Attention à la qualité de l’eau

La qualité bactériologique et physico-chimique de l’eau est essentielle pour que les animaux boivent (eau claire, sans odeur de chlore, pH 6 à 7, dureté entre 10°TH et 15°TH…) et pour éviter la contamination en virus, bactéries ou parasites. L’eau de réseau est fraîche, propre, disponible, mais représente un coût. Elle est traitée au chlore, ce qui peut rebuter les animaux. Il peut être nécessaire de neutraliser le chlore avec un filtre à charbon actif et d’adoucir l’eau si elle est trop dure. Un forage dans une nappe profonde donne également une eau fraîche, avec un volume important, mais qui présente souvent des problèmes de dureté, fer, manganèse et sel. L’eau de pluie récupérée sur les toits (coût 8 000 à 10 000 €) est une autre solution. « Comme l’eau est de l’eau distillée, il peut être intéressant de la stocker dans une réserve en ciment ou en pierre pour la reminéraliser avant de la distribuer, signale Émilie Laffont du GDS du Lot. Attention aussi aux matériaux du toit, comme l’amiante ou le plomb. » Dans tous les cas, il est important de l’analyser régulièrement et éventuellement de la traiter selon les résultats d’analyse (filtration, adoucissement, tampon, oxydation, électrolyse, échangeur d’ions, UV, dynamisation…).

Éviter les courants parasites dans les abreuvoirs

La présence de courants parasites dans l’eau des abreuvoirs est un problème fréquent qui peut avoir de lourdes conséquences. Quelques mesures simples permettent de les éviter.

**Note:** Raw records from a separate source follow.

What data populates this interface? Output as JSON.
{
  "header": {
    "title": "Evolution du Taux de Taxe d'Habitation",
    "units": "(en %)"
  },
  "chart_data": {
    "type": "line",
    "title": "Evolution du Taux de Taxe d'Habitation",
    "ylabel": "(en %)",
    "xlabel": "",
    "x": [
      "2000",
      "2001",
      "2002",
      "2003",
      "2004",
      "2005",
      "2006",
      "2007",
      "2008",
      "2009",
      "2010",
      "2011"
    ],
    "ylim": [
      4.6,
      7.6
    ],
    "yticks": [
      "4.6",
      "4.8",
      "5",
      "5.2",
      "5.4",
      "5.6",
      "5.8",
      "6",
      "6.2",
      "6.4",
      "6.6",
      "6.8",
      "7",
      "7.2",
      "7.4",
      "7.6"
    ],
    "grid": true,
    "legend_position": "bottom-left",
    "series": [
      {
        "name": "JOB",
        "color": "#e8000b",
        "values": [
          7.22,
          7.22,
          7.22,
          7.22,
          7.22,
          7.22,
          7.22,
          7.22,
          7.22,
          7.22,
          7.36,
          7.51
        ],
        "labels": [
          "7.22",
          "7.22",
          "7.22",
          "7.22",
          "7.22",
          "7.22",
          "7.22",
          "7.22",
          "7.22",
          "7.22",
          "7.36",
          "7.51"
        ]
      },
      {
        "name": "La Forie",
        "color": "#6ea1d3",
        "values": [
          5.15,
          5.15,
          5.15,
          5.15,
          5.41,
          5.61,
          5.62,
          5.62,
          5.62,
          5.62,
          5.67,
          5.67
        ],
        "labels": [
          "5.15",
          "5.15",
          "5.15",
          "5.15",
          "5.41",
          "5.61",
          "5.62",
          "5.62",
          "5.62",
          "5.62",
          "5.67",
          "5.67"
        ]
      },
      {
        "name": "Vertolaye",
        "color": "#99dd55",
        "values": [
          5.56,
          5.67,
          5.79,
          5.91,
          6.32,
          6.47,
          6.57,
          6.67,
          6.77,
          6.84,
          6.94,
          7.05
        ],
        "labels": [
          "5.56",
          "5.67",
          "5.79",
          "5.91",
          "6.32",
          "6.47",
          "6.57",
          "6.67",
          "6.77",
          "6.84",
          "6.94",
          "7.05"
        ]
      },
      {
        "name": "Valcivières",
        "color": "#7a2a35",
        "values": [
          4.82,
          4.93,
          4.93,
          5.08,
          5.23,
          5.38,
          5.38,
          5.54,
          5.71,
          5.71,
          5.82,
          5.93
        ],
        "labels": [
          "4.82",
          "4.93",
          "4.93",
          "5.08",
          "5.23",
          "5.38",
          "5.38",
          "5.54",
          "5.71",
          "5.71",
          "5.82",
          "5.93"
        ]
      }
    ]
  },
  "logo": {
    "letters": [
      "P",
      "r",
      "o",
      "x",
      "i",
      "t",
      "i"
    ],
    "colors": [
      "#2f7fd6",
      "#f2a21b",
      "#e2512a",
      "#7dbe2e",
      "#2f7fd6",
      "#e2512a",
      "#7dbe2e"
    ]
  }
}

« Quel que soit le type d’abreuvoir utilisé, la présence de courants électriques parasites dans l’eau est fréquente, constate Émilie Laffont, du GDS du Lot. Les animaux boivent alors moins et il peut y avoir des problèmes de santé récurrents, des mortalités, des avortements… » En cas de doute, il peut donc être utile de mesurer l’électricité présente dans l’eau à l’aide d’un voltmètre, en plaçant une électrode dans l’abreuvoir et l’autre dans la litière. La tension mesurée doit être inférieure à 150 mV (idéalement 50 à 100 mV). Quelques mesures simples permettent de limiter les courants parasites : ne pas placer les abreuvoirs sous les clôtures électriques, éviter d’installer les postes à clôture sur les piliers du bâtiment, ne pas enterrer les tuyaux d’eau et les fils électriques dans la même tranchée ou, s’il n’y a pas d’autre solution, installer l’eau en dessous et les fils électriques au-dessus, séparés par 1 m de galets. La mise à la terre correcte du bâtiment et des abreuvoirs est également essentielle. « Cela implique de relier entre elles toutes les parties métalliques conductrices accessibles, la tuyauterie, les armatures de béton armé, les stalles, les cornadis… pour éviter l’apparition de tensions parasites entre ces éléments », précise Émilie Laffont. La mise à la terre doit ensuite se faire entre 15 et 30 mètres du bâtiment, avec une orientation Nord-Nord/Est, une résistivité inférieure à 10 ohms et une seule mise à la terre par site. Enfin, avec la multiplication des antennes relais, éoliennes, lignes à haute tension…, il peut être utile en cas de courants parasites persistants de vérifier la géobiologie du lieu.